We welcome the Chancellor’s decision to defer until 2019 the mandation of the smallest businesses into the new system. This will help address some of the most pressing concerns by reducing the risks of unnecessary costs and implementation difficulties for these businesses.

However, the Chancellor’s changes do not go far enough. We recommend that mandatory implementation of digital record keeping and quarterly reporting should be deferred until April 2020, after the extended pilot period.

My take

It’s always worrying with these large government projects when serious concerns are being raised this early on about rushed timeframes, inadequate testing and disregard for the user need. Whilst I agree that Making Tax Digital is important, rushing a system that doesn’t work for everyone is the wrong way to tackle the current problem.

Image credit - Images free for commercial use

    Comments are closed.

    1. AAT welcomes much of what is in this report, particularly the emphasis on the need for more time to deliver MTD.

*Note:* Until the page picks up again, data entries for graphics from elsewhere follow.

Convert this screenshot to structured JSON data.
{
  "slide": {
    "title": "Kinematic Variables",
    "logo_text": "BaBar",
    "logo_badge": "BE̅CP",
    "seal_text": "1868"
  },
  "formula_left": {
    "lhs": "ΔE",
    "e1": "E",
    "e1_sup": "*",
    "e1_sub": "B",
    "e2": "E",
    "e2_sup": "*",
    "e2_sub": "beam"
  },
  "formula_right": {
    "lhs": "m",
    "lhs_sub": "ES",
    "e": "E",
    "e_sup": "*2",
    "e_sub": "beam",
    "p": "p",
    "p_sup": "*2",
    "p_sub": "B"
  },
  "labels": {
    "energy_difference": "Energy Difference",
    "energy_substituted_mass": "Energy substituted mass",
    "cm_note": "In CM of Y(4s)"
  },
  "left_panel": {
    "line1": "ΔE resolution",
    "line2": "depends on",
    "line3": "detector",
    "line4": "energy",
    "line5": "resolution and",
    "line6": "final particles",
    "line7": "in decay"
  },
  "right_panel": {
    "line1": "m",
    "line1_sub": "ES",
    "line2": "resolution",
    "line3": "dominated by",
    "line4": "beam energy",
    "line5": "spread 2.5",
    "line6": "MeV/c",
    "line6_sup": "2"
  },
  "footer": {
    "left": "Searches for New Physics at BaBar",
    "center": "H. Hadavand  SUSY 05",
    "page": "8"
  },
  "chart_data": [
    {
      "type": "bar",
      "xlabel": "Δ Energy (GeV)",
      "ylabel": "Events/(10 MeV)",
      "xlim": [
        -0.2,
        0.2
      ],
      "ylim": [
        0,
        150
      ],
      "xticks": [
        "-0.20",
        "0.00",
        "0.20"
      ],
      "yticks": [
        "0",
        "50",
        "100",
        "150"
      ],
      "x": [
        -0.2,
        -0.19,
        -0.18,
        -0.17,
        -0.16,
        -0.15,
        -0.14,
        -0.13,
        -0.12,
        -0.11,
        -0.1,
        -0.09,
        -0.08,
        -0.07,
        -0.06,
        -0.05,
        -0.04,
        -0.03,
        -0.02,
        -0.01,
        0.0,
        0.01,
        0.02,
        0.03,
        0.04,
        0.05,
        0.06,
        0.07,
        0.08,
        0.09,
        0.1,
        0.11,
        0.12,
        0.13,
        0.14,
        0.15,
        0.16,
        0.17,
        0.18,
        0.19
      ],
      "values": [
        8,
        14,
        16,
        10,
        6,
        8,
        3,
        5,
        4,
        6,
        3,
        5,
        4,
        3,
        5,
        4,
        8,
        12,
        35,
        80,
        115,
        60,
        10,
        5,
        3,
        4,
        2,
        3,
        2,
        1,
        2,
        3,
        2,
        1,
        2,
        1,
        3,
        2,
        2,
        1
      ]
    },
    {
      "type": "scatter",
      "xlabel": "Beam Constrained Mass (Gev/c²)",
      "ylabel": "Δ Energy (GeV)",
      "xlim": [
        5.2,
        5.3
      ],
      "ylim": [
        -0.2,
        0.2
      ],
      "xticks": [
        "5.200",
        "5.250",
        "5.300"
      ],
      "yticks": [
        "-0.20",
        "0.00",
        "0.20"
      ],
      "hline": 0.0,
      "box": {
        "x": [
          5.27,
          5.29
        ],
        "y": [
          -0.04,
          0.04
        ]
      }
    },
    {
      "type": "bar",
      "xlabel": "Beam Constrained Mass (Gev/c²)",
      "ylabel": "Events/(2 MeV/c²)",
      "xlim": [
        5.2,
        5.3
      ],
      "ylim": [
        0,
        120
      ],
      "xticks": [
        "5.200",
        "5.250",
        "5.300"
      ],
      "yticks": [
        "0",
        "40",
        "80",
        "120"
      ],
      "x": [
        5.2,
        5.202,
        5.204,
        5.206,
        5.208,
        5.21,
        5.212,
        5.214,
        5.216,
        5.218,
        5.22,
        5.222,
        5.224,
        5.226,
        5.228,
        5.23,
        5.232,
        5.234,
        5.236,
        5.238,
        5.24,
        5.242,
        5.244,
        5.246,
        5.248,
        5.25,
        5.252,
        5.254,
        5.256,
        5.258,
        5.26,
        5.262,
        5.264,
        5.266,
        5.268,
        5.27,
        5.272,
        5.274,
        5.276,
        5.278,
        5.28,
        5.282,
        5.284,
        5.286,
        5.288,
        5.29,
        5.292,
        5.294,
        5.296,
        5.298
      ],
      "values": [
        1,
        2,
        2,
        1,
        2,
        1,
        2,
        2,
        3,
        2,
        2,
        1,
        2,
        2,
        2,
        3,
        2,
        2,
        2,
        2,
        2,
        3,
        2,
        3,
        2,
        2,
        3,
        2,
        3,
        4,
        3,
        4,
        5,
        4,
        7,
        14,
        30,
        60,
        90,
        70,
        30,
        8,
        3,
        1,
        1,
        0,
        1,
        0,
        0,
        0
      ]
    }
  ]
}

      However, we don’t think it is realistic to make participation voluntary for those below the VAT threshold. Instead, we favour a phased implementation programme over a three year period, which would see the threshold reduce from the VAT threshold to the personal allowance. This was supported by 65% of AAT members during a recent MTD survey.

    2. Vince Chandler says:

      Rather than the various Accountancy Bodies coming out and supporting the idea of MTD and then, along with others, challenge the detail and timeframe surely we should be questioning the overriding purpose of MTD as far as the Government and HMRC are concerned. What actually do they believe it is going to achieve? My suspicion that it is a convaluted attempt to remove the agent/accountant/tax advisor from the picture has not thus far been disproved (bear in mind there is currently no agent access to clients MTD on a practice wide level nor any planned means for us to challenge incorrect information on a MTD account). I cannot see how MTD is going to make it easier for the taxpayer to understand their tax or comply with tax laws or for HMRC to collect more/the right amount of/ everyone’s fair share of tax.